The performances are uniformly wonderful. One can quibble about the slippery, decidedly different Irish accents; one can note that, though there is plentiful tenderness between Oliver and Terence, when the young actors enacting them touch they are not altogether believable as lovers. No matter. This is a true ensemble performance, well worth seeing for the acting alone.
The actors have been guided, and the play plumbed, with a sure hand, and great thoughtfulness and delicacy, by director Steve Lloyd. Major contributions to the realization of Hopes’ vision have also been made by Crawford Murphy (set, lighting, and costume design) and Brian Sneeden (sound design).
Side note: before and after the show, and during intermission, The Red Wellies delight with well-played, traditional Irish music.
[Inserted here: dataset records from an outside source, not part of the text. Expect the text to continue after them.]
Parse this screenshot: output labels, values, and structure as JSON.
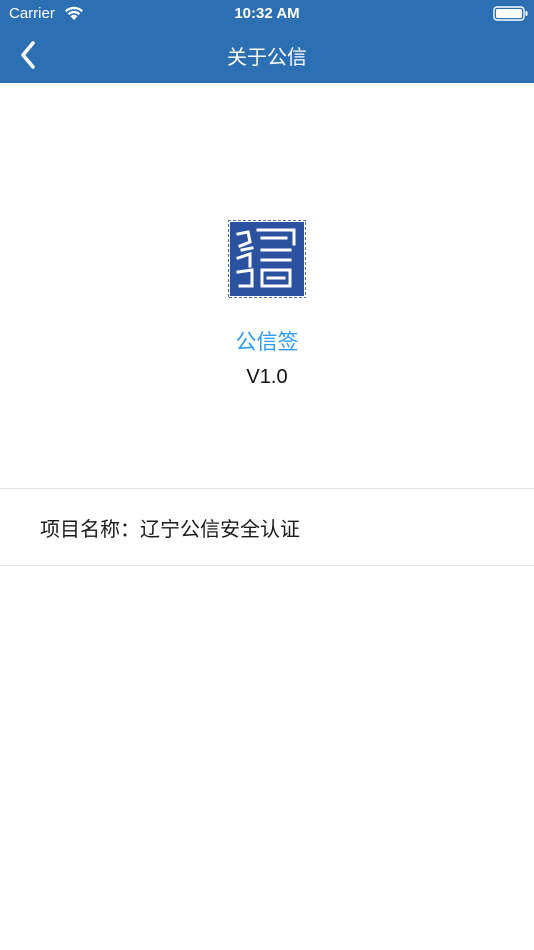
{
  "status_bar": {
    "carrier": "Carrier",
    "time": "10:32 AM"
  },
  "nav": {
    "title": "关于公信",
    "back_icon": "chevron-left-icon",
    "color": "#2c6fb2"
  },
  "app": {
    "logo_icon": "gongxin-seal-logo",
    "name": "公信签",
    "version": "V1.0",
    "name_color": "#2b9af3"
  },
  "project": {
    "label": "项目名称：",
    "value": "辽宁公信安全认证"
  }
}
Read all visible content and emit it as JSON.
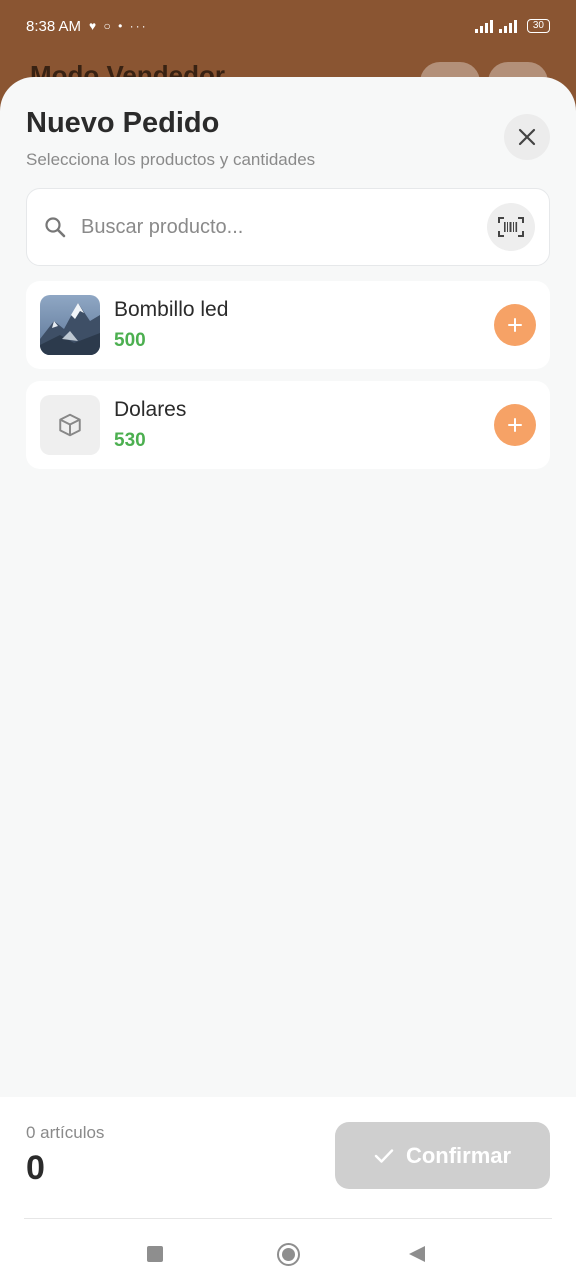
{
  "status_bar": {
    "time": "8:38 AM",
    "extra": "♥ ○ • ···",
    "battery": "30"
  },
  "backdrop": {
    "title": "Modo Vendedor"
  },
  "sheet": {
    "title": "Nuevo Pedido",
    "subtitle": "Selecciona los productos y cantidades",
    "close_icon": "close-icon"
  },
  "search": {
    "placeholder": "Buscar producto...",
    "value": "",
    "scan_icon": "barcode-scan-icon"
  },
  "products": [
    {
      "name": "Bombillo led",
      "price": "500",
      "thumbnail": "mountain-photo"
    },
    {
      "name": "Dolares",
      "price": "530",
      "thumbnail": "box-icon"
    }
  ],
  "footer": {
    "count_label": "0 artículos",
    "total": "0",
    "confirm_label": "Confirmar"
  },
  "colors": {
    "accent": "#f6a266",
    "price": "#4caf50",
    "backdrop": "#8a5532",
    "confirm_disabled": "#cfcfcf"
  }
}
It doesn’t really have anything to do with the play, and the curtain call tune comes up jarringly, considering the emotional ride the audience has just gone on. Nevertheless, The Red Wellies are a welcome addition to the evening’s entertainment.
The Beautiful Johanna, by David Brendan Hopes. Directed by Steve Lloyd. Presented by Black Swan Theater. Set, lighting, and costume design by Crawford Murphy. Sound design by Brian Sneeden. Stage Manager: Chris Martin.
With Darren Marshall (Reiner), Adam Kampouris (Oliver), Trinity Smith (Trudy), DiAnna Ritola (The Beautiful Johanna), and Casey Morris (Terence).
Shows at N.C. Stage (part of the Catalyst Series). Friday and Saturday, Jan. 22 and 23, and Thursday through Saturday, Jan. 28 to 30. 7:30 p.m. $15, $10 for students. Contains strong language, brief nudity, sudden loud noises and the use of strobe lights.